Three months after historic arguments before the high court over the constitutionality of the administration's sweeping health care law, we are about to find out if it will hold up.
Outside the U.S. Supreme Court early this morning, there were some tired faces, quite a few smiles and the vibe you sometimes feel when a pack of marathoners is nearing the finish line.
Everyone's tired, but there's a sense of anticipation that the long legal slog is almost over.
Three months after historic arguments before the high court over the constitutionality of the administration's sweeping health care law, we're about to find out if it will hold up.
Lately, a lot of us have been gripped by the irresistible urge to handicap how the justices will vote. It's harmless enough, but pretty much fruitless.
At the heart of it all is one legal question: Can the federal government compel uninsured people to buy health coverage?

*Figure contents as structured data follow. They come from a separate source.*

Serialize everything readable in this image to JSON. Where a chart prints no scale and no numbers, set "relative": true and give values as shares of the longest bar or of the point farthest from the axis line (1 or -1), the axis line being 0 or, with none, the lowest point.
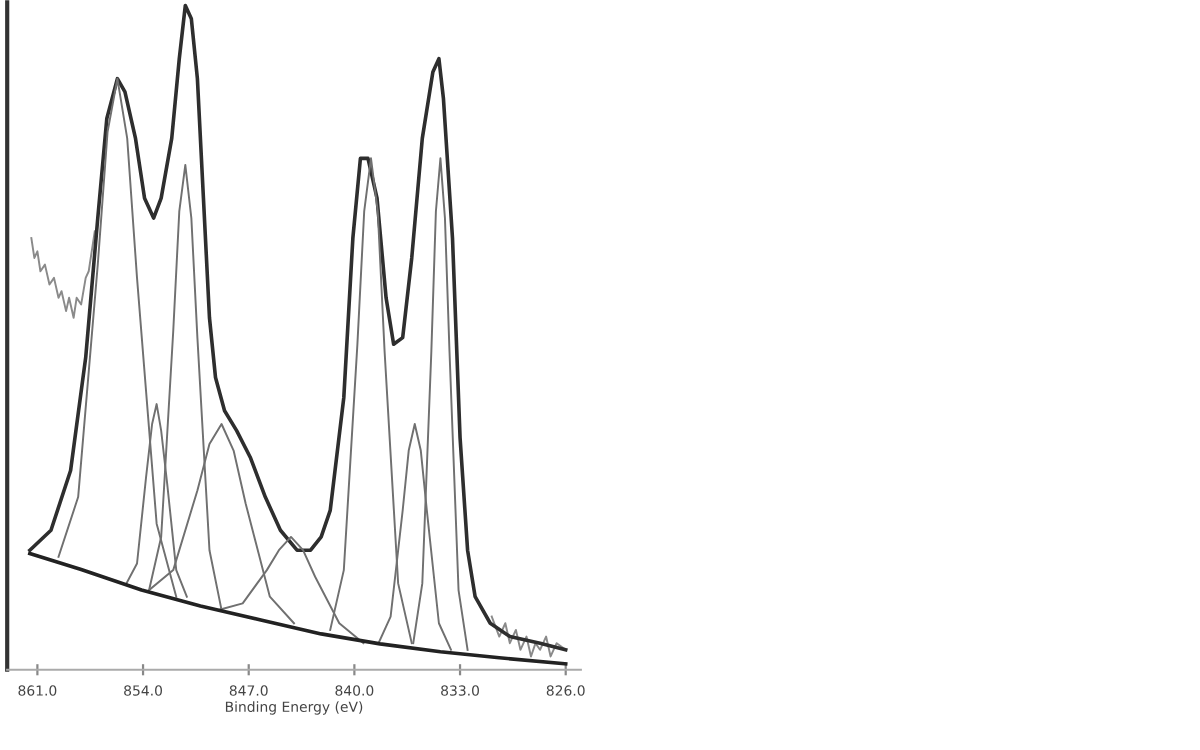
{
  "chart_data": {
    "type": "line",
    "relative": true,
    "xlabel": "Binding Energy (eV)",
    "xlim": [
      863,
      825
    ],
    "xticks": [
      {
        "value": 861,
        "label": "861.0"
      },
      {
        "value": 854,
        "label": "854.0"
      },
      {
        "value": 847,
        "label": "847.0"
      },
      {
        "value": 840,
        "label": "840.0"
      },
      {
        "value": 833,
        "label": "833.0"
      },
      {
        "value": 826,
        "label": "826.0"
      }
    ],
    "grid": false,
    "marker": "none",
    "line_style": "solid",
    "tick_labels": "x",
    "series": [
      {
        "color": "#8a8a8a",
        "x": [
          861.4,
          861.2,
          861.0,
          860.8,
          860.5,
          860.2,
          859.9,
          859.6,
          859.4,
          859.1,
          858.9,
          858.6,
          858.4,
          858.1,
          857.8,
          857.6,
          857.4,
          857.2,
          846.0,
          830.9,
          830.4,
          830.0,
          829.7,
          829.3,
          829.0,
          828.6,
          828.3,
          828.0,
          827.7,
          827.3,
          827.0,
          826.6,
          826.0
        ],
        "values": [
          0.65,
          0.62,
          0.63,
          0.6,
          0.61,
          0.58,
          0.59,
          0.56,
          0.57,
          0.54,
          0.56,
          0.53,
          0.56,
          0.55,
          0.59,
          0.6,
          0.63,
          0.66,
          null,
          0.08,
          0.05,
          0.07,
          0.04,
          0.06,
          0.03,
          0.05,
          0.02,
          0.04,
          0.03,
          0.05,
          0.02,
          0.04,
          0.03
        ]
      },
      {
        "color": "#2e2e2e",
        "x": [
          861.5,
          860.1,
          858.8,
          857.8,
          857.0,
          856.4,
          855.7,
          855.2,
          854.5,
          853.9,
          853.3,
          852.8,
          852.1,
          851.6,
          851.2,
          850.8,
          850.4,
          850.0,
          849.6,
          849.2,
          848.6,
          847.8,
          846.9,
          845.9,
          844.9,
          843.8,
          842.9,
          842.2,
          841.6,
          840.7,
          840.1,
          839.6,
          839.1,
          838.5,
          837.9,
          837.4,
          836.8,
          836.2,
          835.5,
          834.8,
          834.4,
          834.1,
          833.5,
          833.0,
          832.5,
          832.0,
          831.0,
          829.7,
          827.7,
          826.0
        ],
        "values": [
          0.18,
          0.21,
          0.3,
          0.47,
          0.68,
          0.83,
          0.89,
          0.87,
          0.8,
          0.71,
          0.68,
          0.71,
          0.8,
          0.92,
          1.0,
          0.98,
          0.89,
          0.71,
          0.53,
          0.44,
          0.39,
          0.36,
          0.32,
          0.26,
          0.21,
          0.18,
          0.18,
          0.2,
          0.24,
          0.41,
          0.65,
          0.77,
          0.77,
          0.71,
          0.56,
          0.49,
          0.5,
          0.62,
          0.8,
          0.9,
          0.92,
          0.86,
          0.65,
          0.35,
          0.18,
          0.11,
          0.07,
          0.05,
          0.04,
          0.03
        ]
      },
      {
        "color": "#707070",
        "x": [
          859.6,
          858.3,
          857.0,
          856.35,
          855.7,
          855.05,
          854.4,
          853.1,
          851.8
        ],
        "values": [
          0.17,
          0.26,
          0.61,
          0.81,
          0.89,
          0.8,
          0.59,
          0.22,
          0.11
        ]
      },
      {
        "color": "#707070",
        "x": [
          855.1,
          854.4,
          853.8,
          853.4,
          853.1,
          852.8,
          852.4,
          851.8,
          851.1
        ],
        "values": [
          0.13,
          0.16,
          0.29,
          0.37,
          0.4,
          0.36,
          0.28,
          0.15,
          0.11
        ]
      },
      {
        "color": "#707070",
        "x": [
          853.6,
          852.8,
          852.0,
          851.6,
          851.2,
          850.8,
          850.4,
          849.6,
          848.8
        ],
        "values": [
          0.12,
          0.2,
          0.51,
          0.69,
          0.76,
          0.68,
          0.5,
          0.18,
          0.09
        ]
      },
      {
        "color": "#707070",
        "x": [
          853.6,
          852.0,
          850.4,
          849.6,
          848.8,
          848.0,
          847.2,
          845.6,
          844.0
        ],
        "values": [
          0.12,
          0.15,
          0.27,
          0.34,
          0.37,
          0.33,
          0.25,
          0.11,
          0.07
        ]
      },
      {
        "color": "#707070",
        "x": [
          849.0,
          847.4,
          845.8,
          845.0,
          844.2,
          843.4,
          842.6,
          841.0,
          839.4
        ],
        "values": [
          0.09,
          0.1,
          0.15,
          0.18,
          0.2,
          0.18,
          0.14,
          0.07,
          0.04
        ]
      },
      {
        "color": "#707070",
        "x": [
          841.6,
          840.7,
          839.8,
          839.35,
          838.9,
          838.45,
          838.0,
          837.1,
          836.2
        ],
        "values": [
          0.06,
          0.15,
          0.49,
          0.69,
          0.77,
          0.69,
          0.48,
          0.13,
          0.04
        ]
      },
      {
        "color": "#707070",
        "x": [
          838.4,
          837.6,
          836.8,
          836.4,
          836.0,
          835.6,
          835.2,
          834.4,
          833.6
        ],
        "values": [
          0.04,
          0.08,
          0.24,
          0.33,
          0.37,
          0.33,
          0.24,
          0.07,
          0.03
        ]
      },
      {
        "color": "#707070",
        "x": [
          836.1,
          835.5,
          834.9,
          834.6,
          834.3,
          834.0,
          833.7,
          833.1,
          832.5
        ],
        "values": [
          0.04,
          0.13,
          0.48,
          0.69,
          0.77,
          0.68,
          0.48,
          0.12,
          0.03
        ]
      },
      {
        "color": "#222222",
        "x": [
          861.5,
          858.1,
          854.1,
          850.2,
          846.2,
          842.2,
          838.3,
          834.3,
          830.4,
          826.0
        ],
        "values": [
          0.175,
          0.151,
          0.12,
          0.096,
          0.075,
          0.054,
          0.039,
          0.027,
          0.018,
          0.009
        ]
      }
    ]
  }
}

Opponents of the law see the so-called individual mandate as coercive and an illegal intrusion by the federal government into the lives of Americans. Some supporters of the law liken the insurance requirement to the same one for auto coverage.

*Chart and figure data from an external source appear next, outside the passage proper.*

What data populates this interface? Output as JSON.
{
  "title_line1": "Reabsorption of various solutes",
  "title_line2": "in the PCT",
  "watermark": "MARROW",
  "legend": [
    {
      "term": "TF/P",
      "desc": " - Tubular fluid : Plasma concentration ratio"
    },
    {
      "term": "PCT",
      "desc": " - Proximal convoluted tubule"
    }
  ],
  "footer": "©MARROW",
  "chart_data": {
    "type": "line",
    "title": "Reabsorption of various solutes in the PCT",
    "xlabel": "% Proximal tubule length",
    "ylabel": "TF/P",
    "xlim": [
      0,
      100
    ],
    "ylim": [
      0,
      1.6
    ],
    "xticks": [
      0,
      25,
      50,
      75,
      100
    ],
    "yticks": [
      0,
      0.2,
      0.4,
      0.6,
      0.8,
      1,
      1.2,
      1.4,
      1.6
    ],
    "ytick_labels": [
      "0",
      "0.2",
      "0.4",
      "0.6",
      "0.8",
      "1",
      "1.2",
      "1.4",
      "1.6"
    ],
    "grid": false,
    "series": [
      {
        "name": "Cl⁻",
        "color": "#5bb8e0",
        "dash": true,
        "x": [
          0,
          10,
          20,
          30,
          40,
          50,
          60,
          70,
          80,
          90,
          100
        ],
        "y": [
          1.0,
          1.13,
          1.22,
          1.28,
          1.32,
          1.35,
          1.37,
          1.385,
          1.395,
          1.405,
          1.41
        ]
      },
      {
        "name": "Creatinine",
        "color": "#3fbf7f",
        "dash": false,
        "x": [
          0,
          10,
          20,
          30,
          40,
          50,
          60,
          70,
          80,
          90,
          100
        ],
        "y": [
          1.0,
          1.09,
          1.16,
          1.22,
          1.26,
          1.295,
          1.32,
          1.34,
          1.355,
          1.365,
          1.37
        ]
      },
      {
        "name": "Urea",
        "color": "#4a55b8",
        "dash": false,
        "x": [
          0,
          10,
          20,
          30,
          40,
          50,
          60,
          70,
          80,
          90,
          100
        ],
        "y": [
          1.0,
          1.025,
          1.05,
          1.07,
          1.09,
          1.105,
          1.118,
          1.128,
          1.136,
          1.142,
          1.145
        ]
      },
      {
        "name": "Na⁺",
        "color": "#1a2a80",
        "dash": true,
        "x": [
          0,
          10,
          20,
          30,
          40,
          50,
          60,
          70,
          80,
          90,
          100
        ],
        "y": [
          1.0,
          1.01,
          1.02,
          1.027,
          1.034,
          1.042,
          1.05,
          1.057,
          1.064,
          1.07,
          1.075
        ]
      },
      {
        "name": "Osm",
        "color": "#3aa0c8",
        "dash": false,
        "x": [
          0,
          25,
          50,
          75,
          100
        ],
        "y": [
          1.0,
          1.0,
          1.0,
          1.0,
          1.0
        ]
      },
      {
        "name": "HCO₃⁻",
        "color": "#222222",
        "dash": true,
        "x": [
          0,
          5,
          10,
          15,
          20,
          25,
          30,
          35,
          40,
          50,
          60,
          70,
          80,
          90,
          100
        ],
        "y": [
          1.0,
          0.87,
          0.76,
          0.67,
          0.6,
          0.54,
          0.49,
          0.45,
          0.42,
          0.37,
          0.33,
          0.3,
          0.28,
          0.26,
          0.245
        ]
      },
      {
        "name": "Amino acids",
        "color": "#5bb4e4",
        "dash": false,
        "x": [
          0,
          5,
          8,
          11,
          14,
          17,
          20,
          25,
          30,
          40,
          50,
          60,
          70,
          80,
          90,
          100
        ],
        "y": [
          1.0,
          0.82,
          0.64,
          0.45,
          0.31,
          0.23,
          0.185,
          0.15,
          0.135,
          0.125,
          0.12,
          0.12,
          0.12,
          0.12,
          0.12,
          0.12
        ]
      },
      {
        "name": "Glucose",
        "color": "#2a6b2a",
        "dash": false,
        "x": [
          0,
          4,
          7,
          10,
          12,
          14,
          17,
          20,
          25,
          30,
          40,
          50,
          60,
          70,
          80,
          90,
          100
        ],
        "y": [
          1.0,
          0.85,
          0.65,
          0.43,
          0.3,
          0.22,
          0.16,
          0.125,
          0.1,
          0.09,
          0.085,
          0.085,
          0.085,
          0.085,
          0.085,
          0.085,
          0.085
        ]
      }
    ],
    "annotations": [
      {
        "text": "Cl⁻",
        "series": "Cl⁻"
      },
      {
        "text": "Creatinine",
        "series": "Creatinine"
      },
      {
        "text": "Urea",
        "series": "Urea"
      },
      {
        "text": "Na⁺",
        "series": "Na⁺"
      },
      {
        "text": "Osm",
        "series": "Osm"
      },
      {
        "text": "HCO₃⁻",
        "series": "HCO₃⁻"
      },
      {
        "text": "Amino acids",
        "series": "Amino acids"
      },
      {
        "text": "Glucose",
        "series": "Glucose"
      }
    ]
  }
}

The high court could strike down the law entirely, chuck the mandate and leave other parts of the law intact, or uphold the whole thing.

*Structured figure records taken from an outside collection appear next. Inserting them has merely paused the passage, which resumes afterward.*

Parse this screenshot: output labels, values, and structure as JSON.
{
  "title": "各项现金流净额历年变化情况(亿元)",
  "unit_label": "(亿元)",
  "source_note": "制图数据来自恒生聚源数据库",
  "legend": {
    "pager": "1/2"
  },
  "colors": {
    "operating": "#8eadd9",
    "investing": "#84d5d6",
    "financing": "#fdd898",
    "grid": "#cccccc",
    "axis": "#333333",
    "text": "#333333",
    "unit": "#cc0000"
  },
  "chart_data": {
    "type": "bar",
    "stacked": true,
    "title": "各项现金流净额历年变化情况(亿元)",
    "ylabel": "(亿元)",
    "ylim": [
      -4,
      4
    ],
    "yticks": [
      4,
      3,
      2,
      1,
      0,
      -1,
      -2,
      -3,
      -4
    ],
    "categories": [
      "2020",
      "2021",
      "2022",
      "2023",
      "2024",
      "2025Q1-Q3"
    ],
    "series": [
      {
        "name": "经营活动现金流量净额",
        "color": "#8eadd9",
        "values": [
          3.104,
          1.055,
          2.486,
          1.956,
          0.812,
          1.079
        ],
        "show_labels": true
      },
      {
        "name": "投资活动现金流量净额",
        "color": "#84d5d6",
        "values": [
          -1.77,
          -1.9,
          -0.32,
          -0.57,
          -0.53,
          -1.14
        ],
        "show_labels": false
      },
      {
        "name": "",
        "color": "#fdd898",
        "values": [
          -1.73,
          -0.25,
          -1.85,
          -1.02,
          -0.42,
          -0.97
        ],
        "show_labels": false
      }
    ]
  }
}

Without the mandate, though, it's hard to see how other parts of the law, such as a ban on insurers denying coverage to people with preexisting conditions would work very well.
Insurance works best and costs the least when everybody is in the pool.
Bettors over at Intrade, an online hangout for prognosticators, put the chances the individual mandate goes down at 73.7 percent early Thursday.
We'll find out who's right in a few hours.